Ya destaqué que este filósofo español, que reflexiona de cara a la sociedad y no sólo en cubículos y pasillos universitarios, practica, en sus escritos, el sano ejercicio de la claridad. Debo añadir, que esa claridad, al abordar ciertos temas, también llega a ser brutal. Hace polvo, como en mortero, argumentos que no lo son o propuestas francamente idiotas. Cuando aborda el asunto de la democracia, por ejemplo, nos dice categóricamente que no debe considerarse democrática la elección de quienes perseguirán minorías, impedirán derechos a numerosos ciudadanos o impondrán una forma inapelable de creencias y conducta, aun cuando hayan llegado al poder legalmente. Frente a esa afirmación no caben lo argumentos de ciertos dirigentes panistas que justifican la intolerancia, de algunos de sus partidarios, contra minorías culturales, sexuales o religiosas. Ni tampoco cabe, por supuesto, el considerar esos brotes de intolerancia un asunto menor. Si un partido autodefinido como democrático acepta la intolerancia entre sus filas qué esperaremos de él cuando acceda al poder? Será que la democracia panista es meramente electoral? Indepencientemente de las reflexiones que provocan los planteamientos de Savater, traídos a la realidad mexicana, sirven para destacar otro elemento importante de los ensayos del Diccionario filosófico: su carácter mundano. Mundano en sentido amplio, por sus temas y, también, por su actualidad. Como filósofo de lo inmediato no le interesa tanto reflexionar sobre qué es el mundo sino, como escribe, ``cómo arreglárnoslas en él y con él...''.

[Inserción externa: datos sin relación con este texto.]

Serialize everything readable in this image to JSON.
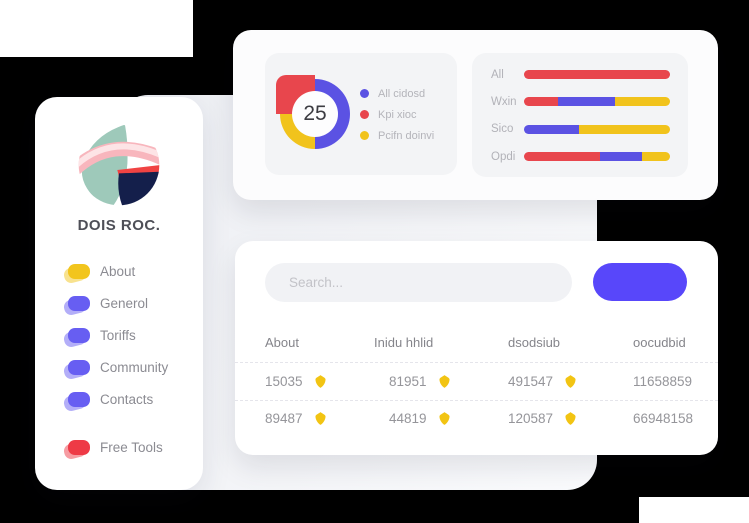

Si todo diccionario es, en sentido estricto, un libro de las definiciones, el de Fernando Savater es un magnífico ejemplo. Gracias a él podemos conocer, de manera sencilla, las definiciones de este filósofo sobre asuntos que a no pocos interesan; gracias a él podemos conocer, sobre todo, que el método crítico de la filosofía es un atajo ventajoso para definir nuestro entorno y ``arreglárnoslas'' en él de la mejor manera.